Em telefonema, Gustavo Petro diz a Trump que não é traficante.
Presidente da Colômbia também mostrou números de combate às drogas em seu governo.

O presidente da Colômbia, Gustavo Petro, afirmou, nesta quarta-feira (7), em uma conversa telefônica com o presidente dos Estados Unidos, Donald Trump, que não é narcotraficante e lhe apresentou os números de seu governo na luta contra as drogas.– Tive que lançar os números, poucos, os mesmos que tenho repetido aqui sobre por que sou acusado [de ser narcotraficante] se estou há 20 anos arriscando minha vida, lutando contra mafiosos de grande poder e políticos aliados a eles – disse Petro a apoiadores em uma manifestação “em defesa da soberania” na Praça de Bolívar, em Bogotá.
O mandatário também contou a Trump sobre o trabalho realizado com o governo venezuelano para enfrentar o narcotráfico.
Petro é um crítico ferrenho das operações contra o narcotráfico dos Estados Unidos no Mar do Caribe e no Pacífico oriental, nas quais foram afundadas ao menos 21 lanchas supostamente carregadas com drogas e nas quais ao menos 82 tripulantes morreram.
Essa postura deteriorou sua relação com os EUA, que em setembro retiraram seu visto americano.
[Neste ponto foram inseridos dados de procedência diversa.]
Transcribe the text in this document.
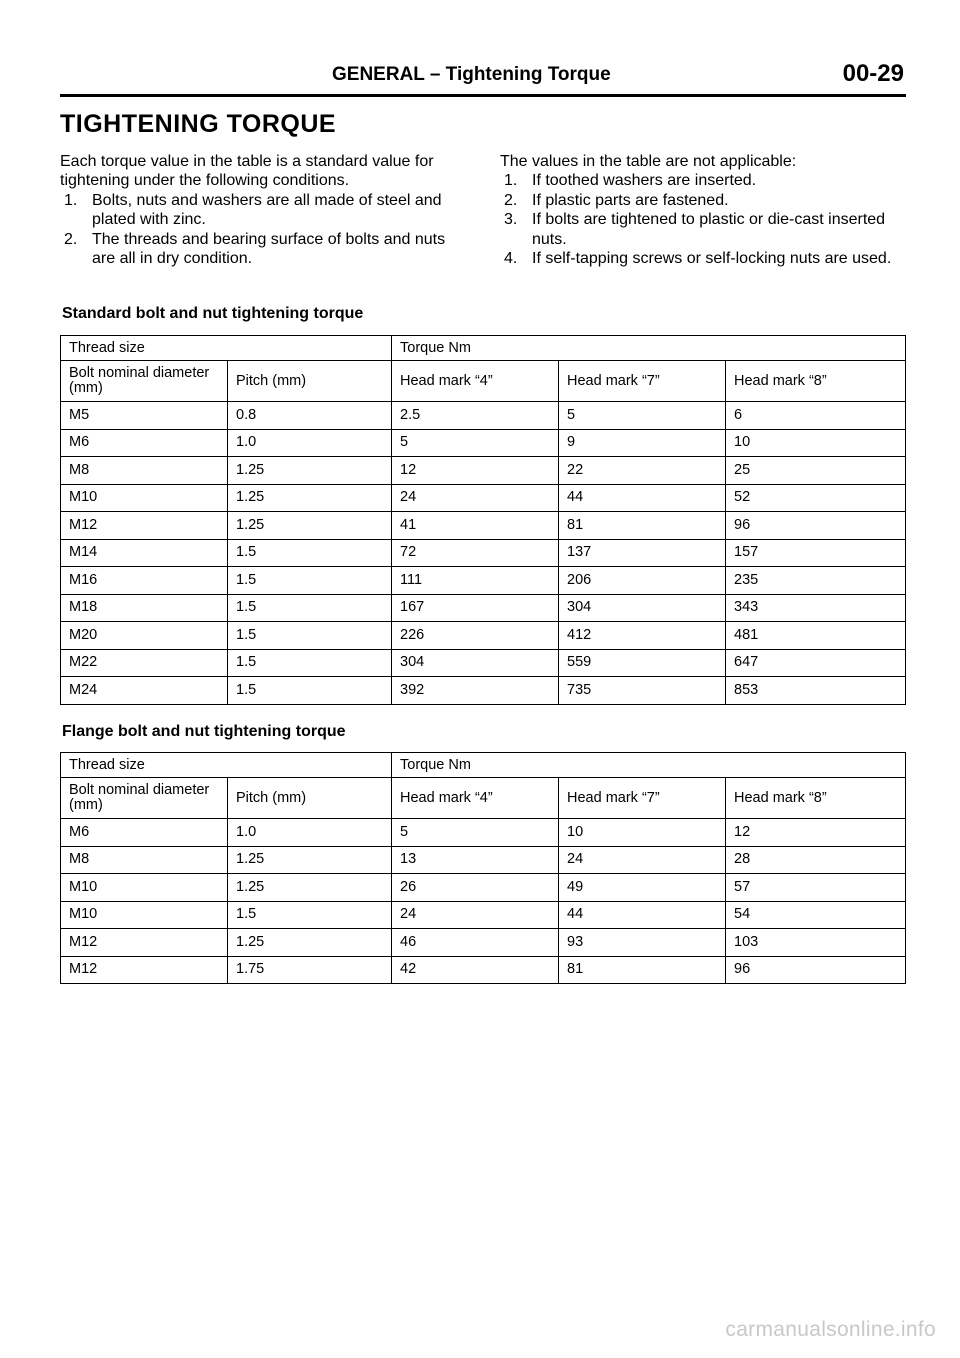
GENERAL – Tightening Torque	00-29
TIGHTENING TORQUE

Each torque value in the table is a standard value for tightening under the following conditions.

1. Bolts, nuts and washers are all made of steel and plated with zinc.
2. The threads and bearing surface of bolts and nuts are all in dry condition.

The values in the table are not applicable:

1. If toothed washers are inserted.
2. If plastic parts are fastened.
3. If bolts are tightened to plastic or die-cast inserted nuts.
4. If self-tapping screws or self-locking nuts are used.
Standard bolt and nut tightening torque
Thread size		Torque Nm		
Bolt nominal diameter (mm)	Pitch (mm)	Head mark “4”	Head mark “7”	Head mark “8”
M5	0.8	2.5	5	6
M6	1.0	5	9	10
M8	1.25	12	22	25
M10	1.25	24	44	52
M12	1.25	41	81	96
M14	1.5	72	137	157
M16	1.5	111	206	235
M18	1.5	167	304	343
M20	1.5	226	412	481
M22	1.5	304	559	647
M24	1.5	392	735	853
Flange bolt and nut tightening torque
Thread size		Torque Nm		
Bolt nominal diameter (mm)	Pitch (mm)	Head mark “4”	Head mark “7”	Head mark “8”
M6	1.0	5	10	12
M8	1.25	13	24	28
M10	1.25	26	49	57
M10	1.5	24	44	54
M12	1.25	46	93	103
M12	1.75	42	81	96
carmanualsonline.info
Depois, o Departamento do Tesouro o incluiu, junto com outras pessoas de seu entorno, na lista do Escritório de Controle de Ativos Estrangeiros (OFAC), conhecida como Lista Clinton, após Trump acusá-lo de ser um “líder do narcotráfico”.
Nesse sentido, Petro defendeu nesta quarta em telefonema com Trump que durante seu governo, que começou em 7 de agosto de 2022 e termina neste ano, aumentaram “as apreensões de drogas” e que, quando deixar o cargo, o saldo será de 3.500 toneladas apreendidas.
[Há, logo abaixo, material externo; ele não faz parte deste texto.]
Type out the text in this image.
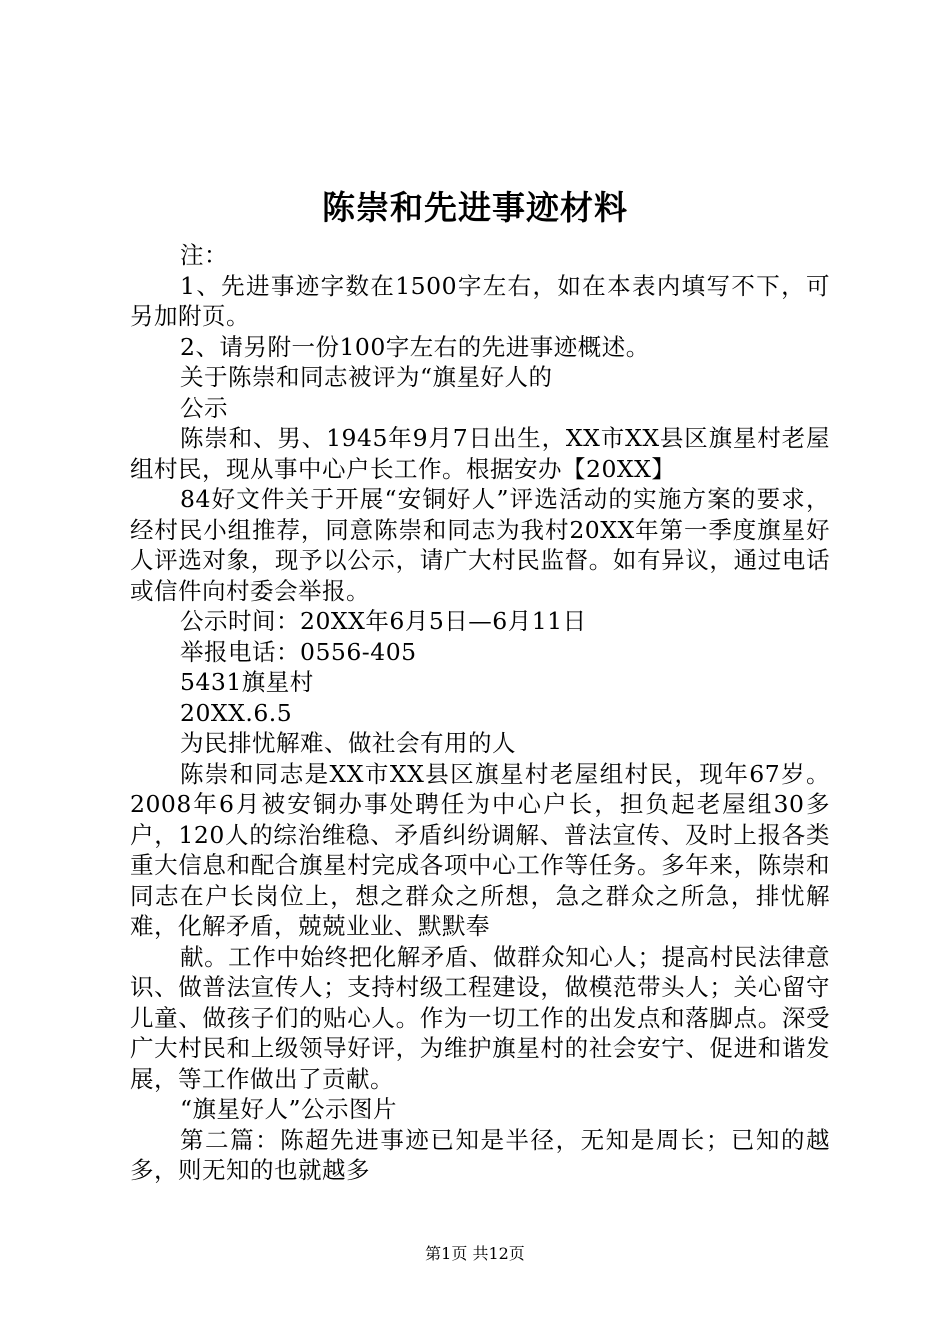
陈崇和先进事迹材料

注：

1、先进事迹字数在1500字左右，如在本表内填写不下，可另加附页。

2、请另附一份100字左右的先进事迹概述。

关于陈崇和同志被评为“旗星好人的

公示

陈崇和、男、1945年9月7日出生，XX市XX县区旗星村老屋组村民，现从事中心户长工作。根据安办【20XX】

84好文件关于开展“安铜好人”评选活动的实施方案的要求，经村民小组推荐，同意陈崇和同志为我村20XX年第一季度旗星好人评选对象，现予以公示，请广大村民监督。如有异议，通过电话或信件向村委会举报。

公示时间：20XX年6月5日—6月11日

举报电话：0556-405

5431旗星村

20XX.6.5

为民排忧解难、做社会有用的人

陈崇和同志是XX市XX县区旗星村老屋组村民，现年67岁。2008年6月被安铜办事处聘任为中心户长，担负起老屋组30多户，120人的综治维稳、矛盾纠纷调解、普法宣传、及时上报各类重大信息和配合旗星村完成各项中心工作等任务。多年来，陈崇和同志在户长岗位上，想之群众之所想，急之群众之所急，排忧解难，化解矛盾，兢兢业业、默默奉

献。工作中始终把化解矛盾、做群众知心人；提高村民法律意识、做普法宣传人；支持村级工程建设，做模范带头人；关心留守儿童、做孩子们的贴心人。作为一切工作的出发点和落脚点。深受广大村民和上级领导好评，为维护旗星村的社会安宁、促进和谐发展，等工作做出了贡献。

“旗星好人”公示图片

第二篇：陈超先进事迹已知是半径，无知是周长；已知的越多，则无知的也就越多

第1页 共12页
O presidente colombiano pediu a conversa com Trump em meio a uma guerra verbal com o presidente norte-americano, que no último domingo (4) comentou a jornalistas a bordo do avião presidencial Air Force One que, assim como a Venezuela, “a Colômbia também está muito doente” e é “governada por um homem doente que gosta de fabricar cocaína e vendê-la aos Estados Unidos, e isso é algo que não vai continuar fazendo isso por muito tempo”.
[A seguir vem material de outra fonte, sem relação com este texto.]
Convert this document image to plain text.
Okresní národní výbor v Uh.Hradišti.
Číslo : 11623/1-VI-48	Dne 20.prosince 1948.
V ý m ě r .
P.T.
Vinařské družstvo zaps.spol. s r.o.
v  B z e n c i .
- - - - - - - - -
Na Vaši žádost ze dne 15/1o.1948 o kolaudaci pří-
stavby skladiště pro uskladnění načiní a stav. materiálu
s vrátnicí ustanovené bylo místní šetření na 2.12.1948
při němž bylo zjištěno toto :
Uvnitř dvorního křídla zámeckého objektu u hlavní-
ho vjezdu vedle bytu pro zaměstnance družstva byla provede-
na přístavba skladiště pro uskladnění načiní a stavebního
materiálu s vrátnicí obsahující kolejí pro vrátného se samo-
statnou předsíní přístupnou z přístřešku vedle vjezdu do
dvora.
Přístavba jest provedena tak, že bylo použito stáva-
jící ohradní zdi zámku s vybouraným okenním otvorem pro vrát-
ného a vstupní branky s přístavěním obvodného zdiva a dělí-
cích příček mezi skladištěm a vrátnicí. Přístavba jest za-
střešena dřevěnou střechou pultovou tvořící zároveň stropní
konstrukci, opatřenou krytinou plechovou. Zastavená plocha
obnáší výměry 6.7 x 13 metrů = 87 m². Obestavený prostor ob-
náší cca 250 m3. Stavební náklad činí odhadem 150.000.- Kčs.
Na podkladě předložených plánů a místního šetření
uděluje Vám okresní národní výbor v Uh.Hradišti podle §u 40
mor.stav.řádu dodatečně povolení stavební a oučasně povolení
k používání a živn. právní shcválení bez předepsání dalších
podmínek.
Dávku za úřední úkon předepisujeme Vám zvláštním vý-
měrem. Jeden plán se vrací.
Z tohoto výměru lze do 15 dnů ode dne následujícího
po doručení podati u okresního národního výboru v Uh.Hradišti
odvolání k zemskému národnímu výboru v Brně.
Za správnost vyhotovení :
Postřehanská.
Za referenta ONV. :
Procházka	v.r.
Ao ser questionado se isso significa que poderia haver uma operação na Colômbia como a que foi feita na Venezuela contra Maduro, ele respondeu que é algo que lhe soa bem.
O presidente colombiano reagiu com outra ameaça, a de voltar a pegar em armas se for necessário, como em seus anos de guerrilheiro do grupo M-19, para defender a soberania do que chamou de “ameaça ilegítima” de Trump.